We decided to get on a plane, the only plane out, because we clearly couldn’t stop the killing. They had killed more than 250 Timorese who had gathered at the cemetery, and we heard gunshots all over Dili, so we knew the only way to stop this was if we could get out and report to the world what had happened – it would have to be outside pressure, it wasn’t going to come from within. So we raced to the airport, got 
on the last plane, made our way from East Timor to West Timor, which was a part 
of Indonesia, to Bali and then we flew 
to Guam. There, they operated on Allan, and even as he was being operated on he repeated the story over and over, because scores of news organizations from around the world were calling into the hospital to talk to us.

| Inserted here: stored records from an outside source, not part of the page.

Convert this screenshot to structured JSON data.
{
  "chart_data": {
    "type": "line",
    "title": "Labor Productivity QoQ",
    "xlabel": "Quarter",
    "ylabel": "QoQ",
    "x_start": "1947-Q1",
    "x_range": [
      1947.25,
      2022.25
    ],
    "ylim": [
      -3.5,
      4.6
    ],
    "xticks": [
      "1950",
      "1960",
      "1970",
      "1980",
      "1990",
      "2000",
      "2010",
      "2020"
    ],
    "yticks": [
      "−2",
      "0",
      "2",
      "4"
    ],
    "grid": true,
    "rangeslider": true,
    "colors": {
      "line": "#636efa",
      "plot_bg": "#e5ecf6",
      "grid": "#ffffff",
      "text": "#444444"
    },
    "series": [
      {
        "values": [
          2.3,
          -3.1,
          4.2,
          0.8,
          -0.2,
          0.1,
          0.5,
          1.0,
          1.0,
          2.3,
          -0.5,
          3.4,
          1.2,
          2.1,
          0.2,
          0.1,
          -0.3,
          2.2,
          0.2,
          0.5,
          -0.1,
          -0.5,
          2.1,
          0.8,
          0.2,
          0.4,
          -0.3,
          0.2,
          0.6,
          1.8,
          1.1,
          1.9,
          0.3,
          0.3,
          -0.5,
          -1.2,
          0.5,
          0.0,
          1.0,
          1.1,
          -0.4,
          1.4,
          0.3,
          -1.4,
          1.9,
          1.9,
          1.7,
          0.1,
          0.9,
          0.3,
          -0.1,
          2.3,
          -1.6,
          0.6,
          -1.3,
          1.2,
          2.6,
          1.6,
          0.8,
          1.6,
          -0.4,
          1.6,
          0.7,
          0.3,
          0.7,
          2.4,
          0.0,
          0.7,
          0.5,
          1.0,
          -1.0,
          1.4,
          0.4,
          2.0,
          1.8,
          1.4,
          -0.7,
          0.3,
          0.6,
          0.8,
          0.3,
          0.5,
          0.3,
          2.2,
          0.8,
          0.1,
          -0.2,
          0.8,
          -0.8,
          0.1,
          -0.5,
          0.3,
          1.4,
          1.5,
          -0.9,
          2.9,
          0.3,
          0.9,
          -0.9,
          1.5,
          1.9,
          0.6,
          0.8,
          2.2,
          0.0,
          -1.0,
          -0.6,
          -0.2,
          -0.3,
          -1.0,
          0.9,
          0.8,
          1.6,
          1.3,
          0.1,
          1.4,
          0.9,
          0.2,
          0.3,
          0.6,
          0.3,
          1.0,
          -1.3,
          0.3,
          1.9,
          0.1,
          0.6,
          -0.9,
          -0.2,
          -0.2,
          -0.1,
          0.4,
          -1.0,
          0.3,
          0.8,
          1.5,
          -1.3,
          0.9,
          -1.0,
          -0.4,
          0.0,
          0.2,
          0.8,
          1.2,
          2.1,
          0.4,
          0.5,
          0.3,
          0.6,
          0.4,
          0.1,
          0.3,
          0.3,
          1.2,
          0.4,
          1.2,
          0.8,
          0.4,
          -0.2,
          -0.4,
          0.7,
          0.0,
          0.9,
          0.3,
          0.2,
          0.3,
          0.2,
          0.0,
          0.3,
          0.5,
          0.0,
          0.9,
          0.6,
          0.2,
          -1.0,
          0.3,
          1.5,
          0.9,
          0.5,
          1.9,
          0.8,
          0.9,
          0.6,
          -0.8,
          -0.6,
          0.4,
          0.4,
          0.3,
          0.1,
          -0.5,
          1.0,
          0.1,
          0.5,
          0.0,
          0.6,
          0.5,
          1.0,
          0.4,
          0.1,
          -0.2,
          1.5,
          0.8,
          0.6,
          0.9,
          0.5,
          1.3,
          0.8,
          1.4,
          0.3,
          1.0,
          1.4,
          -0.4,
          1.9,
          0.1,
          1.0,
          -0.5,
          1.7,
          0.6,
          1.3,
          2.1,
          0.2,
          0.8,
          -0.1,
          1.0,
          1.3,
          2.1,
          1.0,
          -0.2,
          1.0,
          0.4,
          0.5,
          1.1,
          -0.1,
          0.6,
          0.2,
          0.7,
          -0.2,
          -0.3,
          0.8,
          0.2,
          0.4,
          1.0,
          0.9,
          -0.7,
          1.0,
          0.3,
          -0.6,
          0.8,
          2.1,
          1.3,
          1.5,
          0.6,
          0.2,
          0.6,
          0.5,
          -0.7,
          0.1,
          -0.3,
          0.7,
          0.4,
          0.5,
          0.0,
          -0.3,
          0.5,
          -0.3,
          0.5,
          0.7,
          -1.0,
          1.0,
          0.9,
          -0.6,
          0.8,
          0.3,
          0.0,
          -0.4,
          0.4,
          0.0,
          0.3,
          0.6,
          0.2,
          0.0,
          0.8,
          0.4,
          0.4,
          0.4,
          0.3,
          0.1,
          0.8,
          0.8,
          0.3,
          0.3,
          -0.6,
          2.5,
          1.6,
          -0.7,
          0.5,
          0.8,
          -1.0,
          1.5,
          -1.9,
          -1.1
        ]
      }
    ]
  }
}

And then we were able to fly to the United States, hold the news conference at the National Press Club 
to say that US weapons were used; to talk about the connection with the US.
Indonesia  could never have  carried out this devastating occupation if it wasn’t completely supported by the United States, and that was a horrific moment for the Timorese, 
for Americans, for all of us, this massacre, because unfortunately it was done in the name of the people of the United States without them even knowing it. It made it very clear 
to me how important it was as journalists to be where the silence is, to go to where the silence 
is, to understand the effect of US foreign policy. 

That was horrific for everyone. The bravest are the Timorese, because they can’t leave, we could leave. It was personally horrifying and devastating to have experienced and witnessed this, and to know that this wasn’t one of the larger massacres. But we have 
a special privilege as American journalists that protects us, not always, but certainly more than people think at, as Allan Nairn always said, “the target end of the gun.” And this 
is why the embedding process in places like Iraq and Afghanistan is so problematic. When you’re at the trigger end of the gun, you’re sleeping with the troops, you’re eating with the troops, your life is in their hands, you get a certain perspective. It is absolutely critical for journalists to be at the target end to understand. I really do think if Americans knew, they would stop this. Americans are a compassionate people, and it’s up to the media, it’s up to us 
to use our privilege as journalists to reflect back what  is  happening  in  other parts of  the world.